Pourquoi Jean-Luc Mélenchon a-t-il toujours refusé la structuration locale de son mouvement ?

 

Selon lui, cela permettait d’éviter les guerres de chapelles ou les luttes d’égos. En 2015, Mélenchon et son premier cercle : Emmanuel Bompard, Alexis Corbière et Charlotte Girard, se désinvestissent des instances dirigeantes du Parti de Gauche, qu’ils laissent aux mains d’Eric Coquerel. Mélenchon cherche alors à se doter d’un nouvel appareil dont les règles entravent l’émergence de « baronnies ». En réalité, c’est la crainte de voir des cadres politiques s’interposer entre Mélenchon et son électorat. Jusqu’alors, la France insoumise a été un mouvement sans intermédiaire, Mélenchon tentait au maximum de se passer du filtre des journalistes pour s’adresser à la population mais aussi des cadres politiques. Il a fait un choix. Plutôt que de développer la structuration et la démocratie dans la FI, ses dirigeants ont tout misé sur le lien entre le leader et son électorat.

 

Clémentine Autain propose une direction collégiale de la France insoumise. Dans celle-ci, siègeraient des représentants de 3 collèges : celui des élus, celui des groupes d’action et celui des « forces du mouvement social et culturel ». Que penser de cette proposition ?

 

C’est en quelque sorte une modification de ce qu’est actuellement le parlement de l’Union populaire, afin d’en faire une instance dirigeante. Pour l’heure, ce parlement réunit 300 membres. 150 élus et cadres de la France insoumise et 150 personnalités du monde syndical et associatif. Ces membres sont nommés, cooptés. Il y a trop de monde là-dedans pour que ce parlement serve à définir une quelconque direction stratégique. Il est purement consultatif. Clémentine Autain propose donc que ces 3 collèges élisent ce qui pourrait ressembler à une direction du mouvement. Pour l’heure, on est très loin de ça. L’architecture de la FI est conçue pour faire obstacle au pluralisme et à la démocratie interne.

 

La députée évoque également la possibilité de développer la formation militante. Est-ce une nouveauté ?

 

Là aussi c’est une proposition en rupture avec ce qui s’est fait jusqu’alors à la France insoumise. Rappelons que dans ce mouvement les militants sont constitués en « groupes d’action ». Sous entendu : leur fonction n’est pas la réflexion ou la délibération. Cela est tout à fait assumé par Jean-Luc Mélenchon. En conclusion des Amphis d’été de Marseille, en 2017, il déclarait d’ailleurs : « Assez de bavardages, assez de discussions. Plus d’action ! Pas de bla-bla, du combat ». Les militants sont là pour agir, pas pour réfléchir. J’ai remarqué lors de mes entretiens que cela a pu poser problème à certains militants. Ils se plaignaient de n’être là que pour exécuter. Pour l’heure, leur formation est quasi inexistante.

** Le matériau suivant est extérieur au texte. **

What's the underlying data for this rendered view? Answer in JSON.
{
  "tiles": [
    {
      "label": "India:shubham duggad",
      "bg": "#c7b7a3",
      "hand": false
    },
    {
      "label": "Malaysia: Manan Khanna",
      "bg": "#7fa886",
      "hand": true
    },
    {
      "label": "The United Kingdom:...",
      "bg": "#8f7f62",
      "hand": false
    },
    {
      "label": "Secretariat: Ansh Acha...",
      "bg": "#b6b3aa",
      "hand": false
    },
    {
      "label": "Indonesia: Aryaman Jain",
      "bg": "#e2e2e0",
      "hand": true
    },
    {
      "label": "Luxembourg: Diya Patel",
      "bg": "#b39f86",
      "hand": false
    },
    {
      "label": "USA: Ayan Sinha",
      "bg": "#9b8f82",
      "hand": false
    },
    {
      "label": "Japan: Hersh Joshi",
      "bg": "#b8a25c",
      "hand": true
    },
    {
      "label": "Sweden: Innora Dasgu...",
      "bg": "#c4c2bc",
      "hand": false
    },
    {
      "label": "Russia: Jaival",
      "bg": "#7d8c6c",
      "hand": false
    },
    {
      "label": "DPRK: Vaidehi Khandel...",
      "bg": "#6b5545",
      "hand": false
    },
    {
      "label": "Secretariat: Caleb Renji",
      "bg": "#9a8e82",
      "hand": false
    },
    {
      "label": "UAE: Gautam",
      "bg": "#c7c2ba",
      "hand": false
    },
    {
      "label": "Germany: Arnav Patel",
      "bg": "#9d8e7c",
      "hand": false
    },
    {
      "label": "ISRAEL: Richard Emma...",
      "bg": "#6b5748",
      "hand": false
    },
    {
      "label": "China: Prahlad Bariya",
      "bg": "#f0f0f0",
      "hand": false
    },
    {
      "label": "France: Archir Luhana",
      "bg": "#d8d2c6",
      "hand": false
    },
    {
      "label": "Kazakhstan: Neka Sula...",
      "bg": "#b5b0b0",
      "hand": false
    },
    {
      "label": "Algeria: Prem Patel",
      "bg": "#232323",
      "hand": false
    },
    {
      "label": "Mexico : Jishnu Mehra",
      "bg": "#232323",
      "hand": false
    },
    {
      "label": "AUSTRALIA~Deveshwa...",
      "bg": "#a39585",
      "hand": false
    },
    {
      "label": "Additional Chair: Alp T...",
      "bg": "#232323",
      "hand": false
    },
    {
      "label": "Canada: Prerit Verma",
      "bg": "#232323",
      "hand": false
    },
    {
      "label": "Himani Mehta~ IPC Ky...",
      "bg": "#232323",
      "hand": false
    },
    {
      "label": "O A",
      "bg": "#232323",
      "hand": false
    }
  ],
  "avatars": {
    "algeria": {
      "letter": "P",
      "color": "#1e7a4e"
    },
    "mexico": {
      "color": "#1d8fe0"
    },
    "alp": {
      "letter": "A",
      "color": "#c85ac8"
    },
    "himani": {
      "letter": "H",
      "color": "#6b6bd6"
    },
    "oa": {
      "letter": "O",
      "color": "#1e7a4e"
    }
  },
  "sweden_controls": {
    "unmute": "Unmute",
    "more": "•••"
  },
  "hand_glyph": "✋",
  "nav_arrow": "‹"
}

Par le passé, une tentative de développer un outil de formation a été faite par Thomas Guénolé et Manon Lebreton : « l’école de formation insoumise ». Mais ils s’agissaient uniquement de vidéos sur Youtube que les militants étaient libres de consulter. En 2019 lorsque ces deux personnes ont quitté la FI, l’initiative a pris fin. C’est assez regrettable pour un mouvement qui souhaite s’inscrire dans la durée.